AG: The state of painting today prompted me to choose this subject. The ongoing debate about the “death of painting” may be intellectually stimulating, but I think it is also anachronistic. There is enough evidence to conclude that painting is not dead. And yet, I wanted to return to the historic context in which this problem was first articulated. I view key moments and personalities of the avant-gardes like Duchamp from a great distance and from a reversed perspective. Although I recognize the liberating effects produced by the outburst of the avant-garde movements (of which I am also a beneficiary), I can’t help but notice the extent to which some of their ideas — exposed in time to manifold appropriations — have imposed themselves with such forcefulness as to become canonical. I simply want to question this state of affairs without making accusations. But I feel I have the right to see idols like Duchamp or Dada in a different light.
MR: There are also references to the history of the 20th century, to figures like Lenin, Hitler or Goering. Do you invoke them because you want to address contemporary issues?
AG: We inevitably live in a post-WWII epoch, which means that we constantly have to look back to that watershed moment in order to understand our present condition. Rather than historic figures, Hitler and Lenin appear as ghosts in my paintings. Indeed, I chose to paint them in very few instances and their presence is not conspicuous at all. It was a period in which I tried to depict their residual image in the collective unconscious, painting after such clichéd photographs like the ones with Lenin lying dead, an image familiar to millions of people. With Goering — whose portrait was featured in “The Collector” series — the motivation was slightly different. I was more interested in his personality; for me, he truly embodied the archetype of the rapacious collector. I tried to grasp the psychological complexity of this man driven by a collecting bulimia, which in the end was totally compromised by his power.
MR: Your work is often discussed in relation to Communism. Last year you appeared in a video-film painting a portrait of Ceaușescu. To what extent does your work deal with the legacy of Communism?

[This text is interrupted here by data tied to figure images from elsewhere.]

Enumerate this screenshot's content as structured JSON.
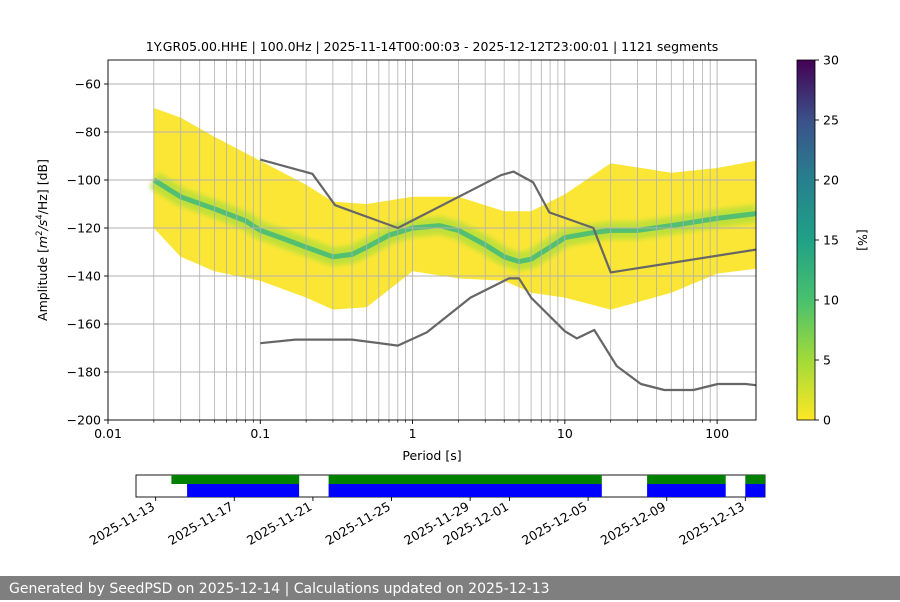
{
  "chart_data": [
    {
      "type": "heatmap",
      "title": "1Y.GR05.00.HHE | 100.0Hz | 2025-11-14T00:00:03 - 2025-12-12T23:00:01 | 1121 segments",
      "xlabel": "Period [s]",
      "ylabel_prefix": "Amplitude [",
      "ylabel_unit_m": "m",
      "ylabel_exp_m": "2",
      "ylabel_unit_s": "/s",
      "ylabel_exp_s": "4",
      "ylabel_unit_hz": "/Hz] [dB]",
      "x_scale": "log",
      "xlim": [
        0.01,
        180
      ],
      "ylim": [
        -200,
        -50
      ],
      "x_ticks": [
        0.01,
        0.1,
        1,
        10,
        100
      ],
      "x_tick_labels": [
        "0.01",
        "0.1",
        "1",
        "10",
        "100"
      ],
      "y_ticks": [
        -200,
        -180,
        -160,
        -140,
        -120,
        -100,
        -80,
        -60
      ],
      "y_tick_labels": [
        "−200",
        "−180",
        "−160",
        "−140",
        "−120",
        "−100",
        "−80",
        "−60"
      ],
      "grid": true,
      "colorbar": {
        "label": "[%]",
        "range": [
          0,
          30
        ],
        "ticks": [
          0,
          5,
          10,
          15,
          20,
          25,
          30
        ],
        "colormap": "viridis_r",
        "colors": [
          "#fde725",
          "#5ec962",
          "#21918c",
          "#3b528b",
          "#440154"
        ]
      },
      "psd_mode": {
        "x": [
          0.02,
          0.03,
          0.05,
          0.08,
          0.1,
          0.15,
          0.2,
          0.3,
          0.4,
          0.5,
          0.7,
          1.0,
          1.5,
          2,
          3,
          4,
          5,
          6,
          8,
          10,
          15,
          20,
          30,
          50,
          100,
          180
        ],
        "y": [
          -100,
          -107,
          -112,
          -117,
          -121,
          -125,
          -128,
          -132,
          -131,
          -128,
          -123,
          -120,
          -119,
          -121,
          -127,
          -132,
          -134,
          -133,
          -128,
          -124,
          -122,
          -121,
          -121,
          -119,
          -116,
          -114
        ]
      },
      "psd_spread": {
        "x": [
          0.02,
          0.03,
          0.05,
          0.1,
          0.2,
          0.3,
          0.5,
          1,
          2,
          4,
          6,
          10,
          20,
          50,
          100,
          180
        ],
        "upper": [
          -70,
          -74,
          -82,
          -92,
          -102,
          -109,
          -110,
          -107,
          -107,
          -113,
          -113,
          -106,
          -93,
          -97,
          -95,
          -92
        ],
        "lower": [
          -120,
          -132,
          -138,
          -142,
          -149,
          -154,
          -153,
          -138,
          -141,
          -142,
          -147,
          -149,
          -154,
          -147,
          -139,
          -137
        ]
      },
      "series": [
        {
          "name": "",
          "color": "#666666",
          "x": [
            0.1,
            0.22,
            0.31,
            0.8,
            3.8,
            4.6,
            6.2,
            7.9,
            15.4,
            20,
            180
          ],
          "y": [
            -91.5,
            -97.4,
            -110.5,
            -120,
            -98,
            -96.5,
            -101,
            -113.5,
            -120,
            -138.5,
            -129
          ]
        },
        {
          "name": "",
          "color": "#666666",
          "x": [
            0.1,
            0.17,
            0.4,
            0.8,
            1.24,
            2.4,
            4.3,
            5.0,
            6.0,
            10,
            12,
            15.6,
            21.9,
            31.6,
            45,
            70,
            101,
            154,
            180
          ],
          "y": [
            -168,
            -166.5,
            -166.5,
            -169,
            -163.5,
            -149,
            -141,
            -141,
            -149,
            -163,
            -166,
            -162.5,
            -177.5,
            -185,
            -187.5,
            -187.5,
            -185,
            -185,
            -185.5
          ]
        }
      ]
    },
    {
      "type": "timeline",
      "x_ticks": [
        "2025-11-13",
        "2025-11-17",
        "2025-11-21",
        "2025-11-25",
        "2025-11-29",
        "2025-12-01",
        "2025-12-05",
        "2025-12-09",
        "2025-12-13"
      ],
      "x_range": [
        "2025-11-12",
        "2025-12-14"
      ],
      "green_color": "#008000",
      "blue_color": "#0000ff",
      "green_intervals": [
        [
          "2025-11-13.8",
          "2025-11-20.3"
        ],
        [
          "2025-11-21.8",
          "2025-12-05.7"
        ],
        [
          "2025-12-08.0",
          "2025-12-12.0"
        ],
        [
          "2025-12-13.0",
          "2025-12-14.0"
        ]
      ],
      "blue_intervals": [
        [
          "2025-11-14.6",
          "2025-11-20.3"
        ],
        [
          "2025-11-21.8",
          "2025-12-05.7"
        ],
        [
          "2025-12-08.0",
          "2025-12-12.0"
        ],
        [
          "2025-12-13.0",
          "2025-12-14.0"
        ]
      ]
    }
  ],
  "footer": "Generated by SeedPSD on 2025-12-14 | Calculations updated on 2025-12-13"
}
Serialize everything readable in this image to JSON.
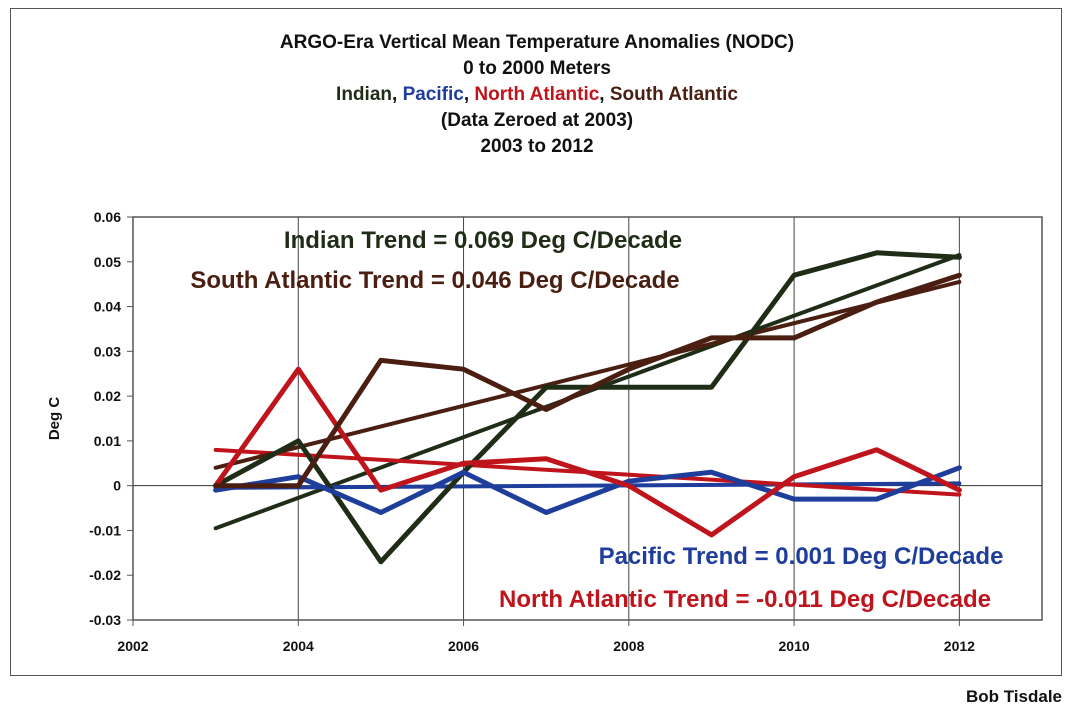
{
  "chart_data": {
    "type": "line",
    "title": "ARGO-Era Vertical Mean Temperature Anomalies (NODC)",
    "subtitle_lines": [
      "0 to 2000 Meters",
      "(Data Zeroed at 2003)",
      "2003 to 2012"
    ],
    "legend_title_parts": [
      {
        "text": "Indian",
        "color": "#1f2d16"
      },
      {
        "text": ", ",
        "color": "#111111"
      },
      {
        "text": "Pacific",
        "color": "#1f3e9c"
      },
      {
        "text": ", ",
        "color": "#111111"
      },
      {
        "text": "North Atlantic",
        "color": "#c0141c"
      },
      {
        "text": ", ",
        "color": "#111111"
      },
      {
        "text": "South Atlantic",
        "color": "#4a1e10"
      }
    ],
    "ylabel": "Deg C",
    "xlabel": "",
    "xlim": [
      2002,
      2013
    ],
    "ylim": [
      -0.03,
      0.06
    ],
    "xticks": [
      2002,
      2004,
      2006,
      2008,
      2010,
      2012
    ],
    "xtick_labels": [
      "2002",
      "2004",
      "2006",
      "2008",
      "2010",
      "2012"
    ],
    "yticks": [
      -0.03,
      -0.02,
      -0.01,
      0,
      0.01,
      0.02,
      0.03,
      0.04,
      0.05,
      0.06
    ],
    "ytick_labels": [
      "-0.03",
      "-0.02",
      "-0.01",
      "0",
      "0.01",
      "0.02",
      "0.03",
      "0.04",
      "0.05",
      "0.06"
    ],
    "grid": "vertical",
    "x": [
      2003,
      2004,
      2005,
      2006,
      2007,
      2008,
      2009,
      2010,
      2011,
      2012
    ],
    "series": [
      {
        "name": "Indian",
        "color": "#1f2d16",
        "values": [
          0.0,
          0.01,
          -0.017,
          0.003,
          0.022,
          0.022,
          0.022,
          0.047,
          0.052,
          0.051
        ],
        "trend": [
          -0.0095,
          0.0515
        ]
      },
      {
        "name": "Pacific",
        "color": "#1f3e9c",
        "values": [
          -0.001,
          0.002,
          -0.006,
          0.003,
          -0.006,
          0.001,
          0.003,
          -0.003,
          -0.003,
          0.004
        ],
        "trend": [
          -0.0005,
          0.0005
        ]
      },
      {
        "name": "North Atlantic",
        "color": "#c0141c",
        "values": [
          0.0,
          0.026,
          -0.001,
          0.005,
          0.006,
          0.0,
          -0.011,
          0.002,
          0.008,
          -0.001
        ],
        "trend": [
          0.008,
          -0.002
        ]
      },
      {
        "name": "South Atlantic",
        "color": "#4a1e10",
        "values": [
          0.0,
          0.0,
          0.028,
          0.026,
          0.017,
          0.026,
          0.033,
          0.033,
          0.041,
          0.047
        ],
        "trend": [
          0.004,
          0.0455
        ]
      }
    ],
    "annotations": [
      {
        "text": "Indian Trend = 0.069 Deg C/Decade",
        "color": "#1f2d16"
      },
      {
        "text": "South Atlantic Trend = 0.046 Deg C/Decade",
        "color": "#4a1e10"
      },
      {
        "text": "Pacific Trend = 0.001 Deg C/Decade",
        "color": "#1f3e9c"
      },
      {
        "text": "North Atlantic Trend = -0.011 Deg C/Decade",
        "color": "#c0141c"
      }
    ]
  },
  "credit": "Bob Tisdale"
}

AG: I am particularly interested in the state of exceptionality that characterizes everyday life in totalitarian regimes, not just Communism. In such circumstances everything is being distorted. However, in terms of subject matter, national-socialism is more present in my work. But there are more subliminal, subterraneous ways in which I was marked, for example, by early memories of my life lived under the Communist regime. The basement of our family home was a space which contained many objects that were discarded, and this space represented for me the true receptacle of personal memories. The painting Basement Feeling (2007) is one of the few autobiographic works that captures this melancholic encounter with my past. The work with Ceaușescu is a project by Ciprian Mureșan; he wanted me to paint an official portrait of the dictator, giving me indications to comply to all the parameters of a conventional and neutral posture, as if an artist of that epoch had received this commission. The overwhelming majority of such portraits were horribly painted and ridiculous, so we wanted to find out if, given the imposed iconography, it was still possible to make an aesthetically passable work. It is an open experiment; the portrait turned out ok, but still, we didn’t exactly live in those times.